Les échantillons de tissus destinés à l'évaluation histologique sont en général fixés dans du formol. Néanmoins, cette procédure altérant les déterminants antigéniques de nombreuses structures cellulaires, on préfère les sections préparées au cryostat à partir d'échantillons congelés rapidement pour l'immunohistologie. Ces sections sont d'abord incubées pendant 20 à 30 minutes à 4 °C avec des anticorps, majoritairement des anticorps monoclonaux murins, spécifiques de l'antigène choisi ; après des étapes de lavage, l'incubation avec un anticorps secondaire contre les Ig de souris a lieu. On se sert fréquemment d'anticorps secondaires biotinylés, c'est-à-dire couplés à la biotine. La biotine possède une affinité extrêmement élevée pour la protéine streptavidine ; cette dernière est ajoutée sous forme d'un complexe associé à l'enzyme peroxydase, marquant ainsi l'antigène cible par cette enzyme. Après l'ajout d'un substrat chromogène tel que la diaminobenzidine (DAB) ou l'amino-éthylcarbazole (AEC), une reaction colorante est déclenchée qui reflète précisément la distribution de l'antigène dans le tissu.
La méthode APAAP est également très répandue : après fixation de l'anticorps primaire à l'antigène, on ajoute d'abord un anticorps antiIg de souris (« anticorps de pont»), puis un complexe formé par l'enzyme phosphatase alcaline (PA) et un anticorps monoclonal de souris contre la phosphatase alcaline (anti-PA). Par l'intermédiaire des anticorps «de pont» et primaire, ce complexe se lie à l'antigène cible ; la réaction enzymatique avec le substrat chromogène provoque enfin une précipitation colorée dépendant de l'antigène dans le tissu. La sensibilité de détection peut être accrue par une répétition de la reaction de «pont». Deux illustrations montrent des exemples de réactions immunochimiques : en 4., une cellule tumorale isolée est colorée par des anticorps spécifiques de cellules épithéliales dans un environnement de moelle osseuse négatif; en 5., des anticorps spécifiques de CD22 réagissent fortement avec les lymphocytes B du manteau folliculaire, faisant ainsi apparaître clairement la structure du centre germinatif.
Cette méthode permet la détection spécifique de molécules d'ADN ou d'ARN. Un traitement n certains réactifs chimiques, une température élevée ou un pH alcalin font dissocier les deux brins de l'ADN. On peut synthétiser ou obtenir des sondes spécifiques, c'est-à-dire des fragments d'ADN complémentaires à une séquence choisie, qui sont couplées à un fluorochronie. Les sondes marquées s'hybrident à l'ADN de l'échantillon, le fluorochrome rendant cette hybridation visible. On dispose également de sondes spécifiques d'ARN : il est possible de détecter l'ARN correspondant à certains produits cellulaires tels que les cytokines au niveau d'une cellule individuelle. Outre les molécules fluorescéine et biotine, on utilise d'autres complexes immuns comme marqueurs (par exemple digoxigénine-anti-digoxigénine).

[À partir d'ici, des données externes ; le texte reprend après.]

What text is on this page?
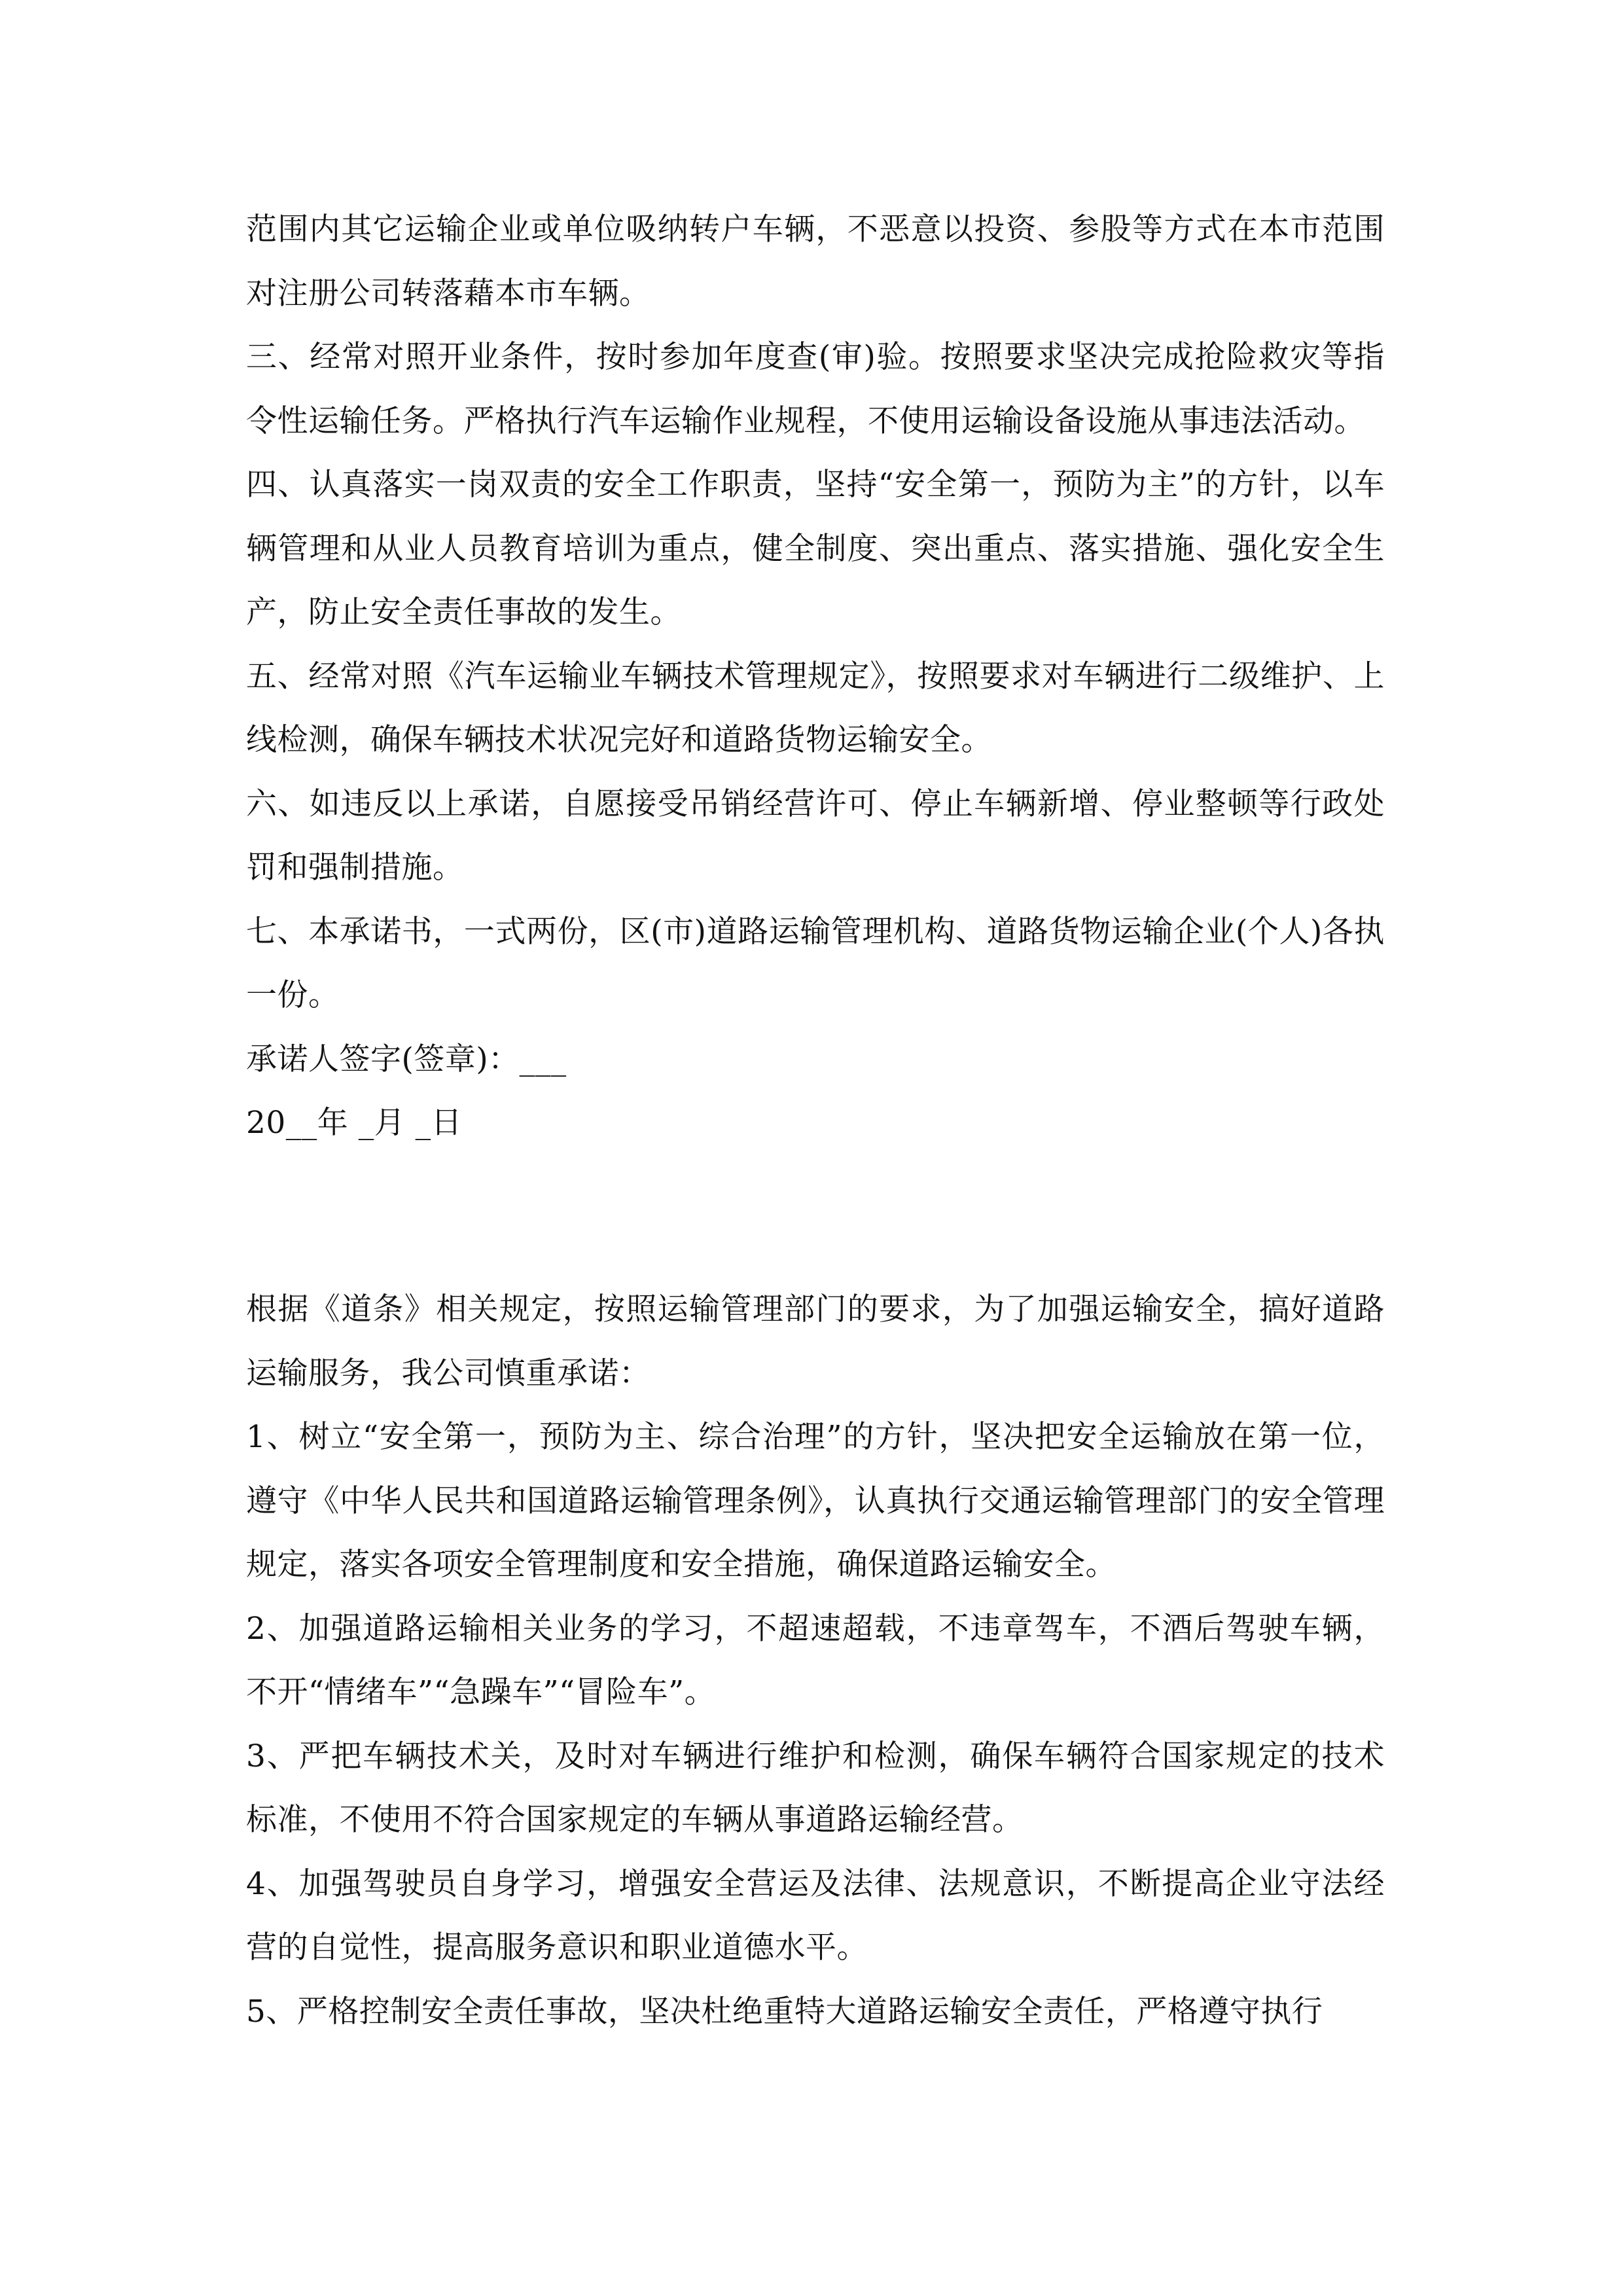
范围内其它运输企业或单位吸纳转户车辆，不恶意以投资、参股等方式在本市范围对注册公司转落藉本市车辆。

三、经常对照开业条件，按时参加年度查(审)验。按照要求坚决完成抢险救灾等指令性运输任务。严格执行汽车运输作业规程，不使用运输设备设施从事违法活动。

四、认真落实一岗双责的安全工作职责，坚持“安全第一，预防为主”的方针，以车辆管理和从业人员教育培训为重点，健全制度、突出重点、落实措施、强化安全生产，防止安全责任事故的发生。

五、经常对照《汽车运输业车辆技术管理规定》，按照要求对车辆进行二级维护、上线检测，确保车辆技术状况完好和道路货物运输安全。

六、如违反以上承诺，自愿接受吊销经营许可、停止车辆新增、停业整顿等行政处罚和强制措施。

七、本承诺书，一式两份，区(市)道路运输管理机构、道路货物运输企业(个人)各执一份。

承诺人签字(签章)：___

20__年 _月 _日

根据《道条》相关规定，按照运输管理部门的要求，为了加强运输安全，搞好道路运输服务，我公司慎重承诺：

1、树立“安全第一，预防为主、综合治理”的方针，坚决把安全运输放在第一位，遵守《中华人民共和国道路运输管理条例》，认真执行交通运输管理部门的安全管理规定，落实各项安全管理制度和安全措施，确保道路运输安全。

2、加强道路运输相关业务的学习，不超速超载，不违章驾车，不酒后驾驶车辆，不开“情绪车”“急躁车”“冒险车”。

3、严把车辆技术关，及时对车辆进行维护和检测，确保车辆符合国家规定的技术标准，不使用不符合国家规定的车辆从事道路运输经营。

4、加强驾驶员自身学习，增强安全营运及法律、法规意识，不断提高企业守法经营的自觉性，提高服务意识和职业道德水平。

5、严格控制安全责任事故，坚决杜绝重特大道路运输安全责任，严格遵守执行
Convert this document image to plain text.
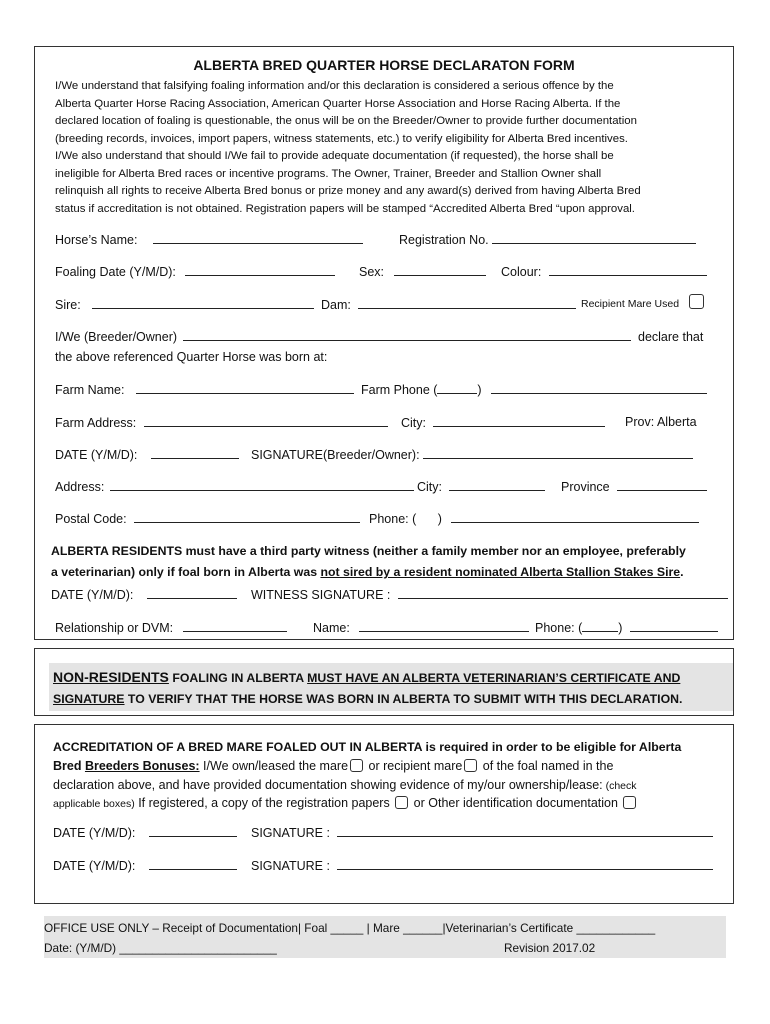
ALBERTA BRED QUARTER HORSE DECLARATON FORM
I/We understand that falsifying foaling information and/or this declaration is considered a serious offence by the
Alberta Quarter Horse Racing Association, American Quarter Horse Association and Horse Racing Alberta. If the
declared location of foaling is questionable, the onus will be on the Breeder/Owner to provide further documentation
(breeding records, invoices, import papers, witness statements, etc.) to verify eligibility for Alberta Bred incentives.
I/We also understand that should I/We fail to provide adequate documentation (if requested), the horse shall be
ineligible for Alberta Bred races or incentive programs. The Owner, Trainer, Breeder and Stallion Owner shall
relinquish all rights to receive Alberta Bred bonus or prize money and any award(s) derived from having Alberta Bred
status if accreditation is not obtained. Registration papers will be stamped “Accredited Alberta Bred “upon approval.
Horse’s Name:	Registration No.
Foaling Date (Y/M/D):	Sex:	Colour:
Sire:	Dam:	Recipient Mare Used
I/We (Breeder/Owner)	declare that
the above referenced Quarter Horse was born at:
Farm Name:	Farm Phone (	)
Farm Address:	City:	Prov: Alberta
DATE (Y/M/D):	SIGNATURE(Breeder/Owner):
Address:	City:	Province
Postal Code:	Phone: ( )
ALBERTA RESIDENTS must have a third party witness (neither a family member nor an employee, preferably
a veterinarian) only if foal born in Alberta was not sired by a resident nominated Alberta Stallion Stakes Sire.
DATE (Y/M/D):	WITNESS SIGNATURE :
Relationship or DVM:	Name:	Phone: (	)
NON-RESIDENTS FOALING IN ALBERTA MUST HAVE AN ALBERTA VETERINARIAN’S CERTIFICATE AND
SIGNATURE TO VERIFY THAT THE HORSE WAS BORN IN ALBERTA TO SUBMIT WITH THIS DECLARATION.
ACCREDITATION OF A BRED MARE FOALED OUT IN ALBERTA is required in order to be eligible for Alberta
Bred Breeders Bonuses: I/We own/leased the mare or recipient mare of the foal named in the
declaration above, and have provided documentation showing evidence of my/our ownership/lease: (check
applicable boxes) If registered, a copy of the registration papers  or Other identification documentation
DATE (Y/M/D):	SIGNATURE :
DATE (Y/M/D):	SIGNATURE :
OFFICE USE ONLY – Receipt of Documentation| Foal _____ | Mare ______|Veterinarian’s Certificate ____________
Date: (Y/M/D) ________________________	Revision 2017.02
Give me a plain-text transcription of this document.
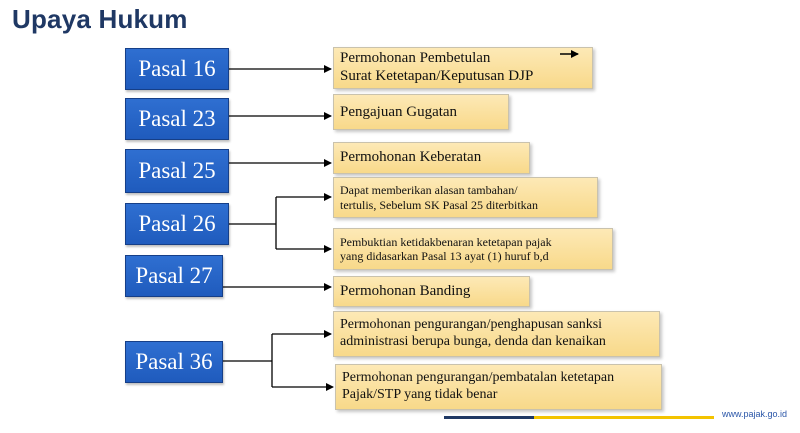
Upaya Hukum
Pasal 16
Pasal 23
Pasal 25
Pasal 26
Pasal 27
Pasal 36
Permohonan Pembetulan
Surat Ketetapan/Keputusan DJP
Pengajuan Gugatan
Permohonan Keberatan
Dapat memberikan alasan tambahan/
tertulis, Sebelum SK Pasal 25 diterbitkan
Pembuktian ketidakbenaran ketetapan pajak
yang didasarkan Pasal 13 ayat (1) huruf b,d
Permohonan Banding
Permohonan pengurangan/penghapusan sanksi
administrasi berupa bunga, denda dan kenaikan
Permohonan pengurangan/pembatalan ketetapan
Pajak/STP yang tidak benar
www.pajak.go.id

Pendant l'interphase d'une cellule normale, on peut visualiser le gène ETO sur le chromosome 8 et le gène AML-1 sur le chromosome 21 à l'aide de sondes d'ADN marquées respectivement à la FITC ou à la PE. La sonde utilisée pour détecter le gène AML-1 est complémentaire d'un long segment d'ADN. Dans certains cas de leucémies aiguës lymphoblastiques, on observe une translocation d'un fragment du chromosome 21 sur le chromosome 8 et vice versa. Cet événement place une partie du gène AML-1 détecté par la sonde marquée à la FITC à proximité du gène ETO marqué à la PB. La fusion des deux gènes devient alors visible par des signaux rouges et verts avoisinants.